So Far Away
It's summer when I go to visit them. Children are playing in the streets, perfect pictures of innocence. Unaware of what awaits them outside of their parents arms, of the hardships, the pain.
I turn down the familiar winding streets, manoeuvring myself past mothers pushing prams and deliberately trying not to see their barely suppressed shudders as I pass. I push the thought to the back of my mind and focus on my one goal; getting to the house with the red door.
I see the house minutes before I reach it. The red door stands out like a beacon, radiating hope, happiness and home. Half remembered conversations drift back to me as though coming through a bad radio connection; "The door should be a happy colour......vibrant.........it needs to show who we are as people!" I smile a little, that it certainly did! In a road completely full of blue doors, the red drew the eye from halfway down the street.
Suddenly a woman appeared. She was slightly blurred but I could still see her bright blonde, curly hair falling to her shoulders. Her dress was a pale blue colour that contrasted with her pale skin beautifully. She called out to two of the children playing in the street and they ran to her immediately. I followed at a distance, watching the domestic scene with a longing so intense it was almost a physical ache.

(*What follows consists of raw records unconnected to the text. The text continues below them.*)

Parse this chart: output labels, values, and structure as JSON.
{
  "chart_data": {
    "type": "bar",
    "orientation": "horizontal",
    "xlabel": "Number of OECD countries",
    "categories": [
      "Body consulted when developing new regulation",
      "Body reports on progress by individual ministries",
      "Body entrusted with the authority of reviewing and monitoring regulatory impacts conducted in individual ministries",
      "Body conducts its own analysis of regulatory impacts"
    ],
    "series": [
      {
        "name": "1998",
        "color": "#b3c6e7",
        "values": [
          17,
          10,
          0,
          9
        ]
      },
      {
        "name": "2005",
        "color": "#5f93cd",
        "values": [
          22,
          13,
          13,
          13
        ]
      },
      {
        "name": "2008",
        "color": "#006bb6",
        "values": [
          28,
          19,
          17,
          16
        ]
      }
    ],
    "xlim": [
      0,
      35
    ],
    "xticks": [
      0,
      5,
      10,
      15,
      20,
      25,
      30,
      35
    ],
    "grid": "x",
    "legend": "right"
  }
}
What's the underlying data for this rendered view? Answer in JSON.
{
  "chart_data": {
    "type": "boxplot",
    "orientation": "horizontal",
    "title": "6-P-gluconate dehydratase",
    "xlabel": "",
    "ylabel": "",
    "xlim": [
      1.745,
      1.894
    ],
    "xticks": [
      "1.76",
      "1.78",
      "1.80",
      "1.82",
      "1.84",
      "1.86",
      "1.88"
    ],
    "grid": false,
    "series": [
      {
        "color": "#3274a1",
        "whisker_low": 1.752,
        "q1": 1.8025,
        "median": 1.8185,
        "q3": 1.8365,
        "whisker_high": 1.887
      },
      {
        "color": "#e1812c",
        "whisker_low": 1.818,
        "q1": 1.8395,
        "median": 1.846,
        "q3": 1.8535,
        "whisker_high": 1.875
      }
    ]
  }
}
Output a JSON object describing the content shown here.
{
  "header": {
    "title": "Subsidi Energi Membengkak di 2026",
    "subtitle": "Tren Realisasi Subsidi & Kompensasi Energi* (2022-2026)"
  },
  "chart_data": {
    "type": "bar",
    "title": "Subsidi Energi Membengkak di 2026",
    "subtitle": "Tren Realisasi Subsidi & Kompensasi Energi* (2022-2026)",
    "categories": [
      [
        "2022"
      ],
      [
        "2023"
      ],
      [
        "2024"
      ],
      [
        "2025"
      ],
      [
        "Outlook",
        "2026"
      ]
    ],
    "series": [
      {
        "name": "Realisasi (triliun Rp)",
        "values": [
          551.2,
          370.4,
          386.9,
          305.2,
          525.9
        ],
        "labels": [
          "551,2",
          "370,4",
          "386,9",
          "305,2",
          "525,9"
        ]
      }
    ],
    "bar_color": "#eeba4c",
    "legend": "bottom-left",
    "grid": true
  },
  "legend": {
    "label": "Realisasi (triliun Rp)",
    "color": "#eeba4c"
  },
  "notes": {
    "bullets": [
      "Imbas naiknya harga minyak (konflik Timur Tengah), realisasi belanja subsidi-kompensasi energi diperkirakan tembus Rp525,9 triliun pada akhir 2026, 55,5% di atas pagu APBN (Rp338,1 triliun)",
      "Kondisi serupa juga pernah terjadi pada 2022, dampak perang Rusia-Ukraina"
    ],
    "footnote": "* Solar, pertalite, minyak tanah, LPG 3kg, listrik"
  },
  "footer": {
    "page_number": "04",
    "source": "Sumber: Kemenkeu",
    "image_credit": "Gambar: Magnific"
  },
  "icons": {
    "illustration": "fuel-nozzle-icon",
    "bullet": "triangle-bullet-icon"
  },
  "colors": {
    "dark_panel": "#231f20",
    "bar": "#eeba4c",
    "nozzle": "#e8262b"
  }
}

I followed the small family into the kitchen of the house, which was decorated with drawing, painted ones, no doubt the children's handiwork, and more sophisticated ones done in pencil. Of flowers, a bird, the children's smiling faces...... The family sat around the wooden table in the middle of the room and began to eat the lunch that was set out there. I soon noticed the fourth seat at the table, which apparently also took the attention of the smallest child. He looked at the empty space at the table and I saw his brow furrow in concentration. He finally turned to his mother and asked "When's Papa going to come home, Mama?" Next to him, his sister's eyes widened and she delivered what I suspected to be a swift kick to her brother's shin. Her mother frowned at her reproachfully and then turned to her son, "Jamie, sweetie, daddy's not coming home." The boys face fell, and I edged closer to the table so as not to miss his small "Oh" of comprehension.
But this was wrong! I turned to the mother, Hilary I remembered now, ready to tell her that she was wrong, and for the first time I caught sight of her face. Her normally vivid green eyes had dulled slightly and her cheeks looked hollow, like she had lost a lot of weight in a short space of time. And then I realised, that in all the time I had been stood in that kitchen, no one had seen me there.
A sense of dread came over me. I stumbled out of the kitchen and into the next room. Light was streaming in through the enormous bay window on the far wall, reflecting off items in the room and off the mirror. I scanned the room quickly, my eyes finally coming to rest on a pair of empty boots by the fireplace, bots that looked exactly like my own. I turned again and found myself staring at a photograph of a man. I made my way over to it, to study it in more detail. He's a handsome man, dark hair and piercing blue eyes. His uniform shows him to be a military man. And then I see it, the folded American flag, a set of dog tags still on their chain, a St Christopher medal and a gold wedding ring. I turn back to the photograph and notice the writing underneath it. I try to pick it up, but find that my arms won't move, so I move closer in order to read it.
What is written there sends a shiver of horror down my spine.
David Robert Sullivan
01/07/1981 – 04/09/2011
Killed in Action
There's a sound of scraping chairs from the next room and the two children, my children, come running past me. They shiver slightly but run on, oblivious. Hilary follows not long after, looking around the room and then going to the mirror hanging over the fireplace. I move to stand slightly behind her, looking straight into the mirror, but see only Hilary's reflection. She lets out a deep, shuddering sigh "Oh Dave, I wish you were here." I try to respond but find myself incapable.
I turn instead and flee the house, determined to leave the place that had once been a place of sanctuary to me. I knew now why they could not see me; to them I was not there. I had moved on to a place where they could not follow, but I knew that I would see them again. As I felt myself being pulled away from that place, I vowed to myself that I would wait a hundred years if I had to, just to be together again.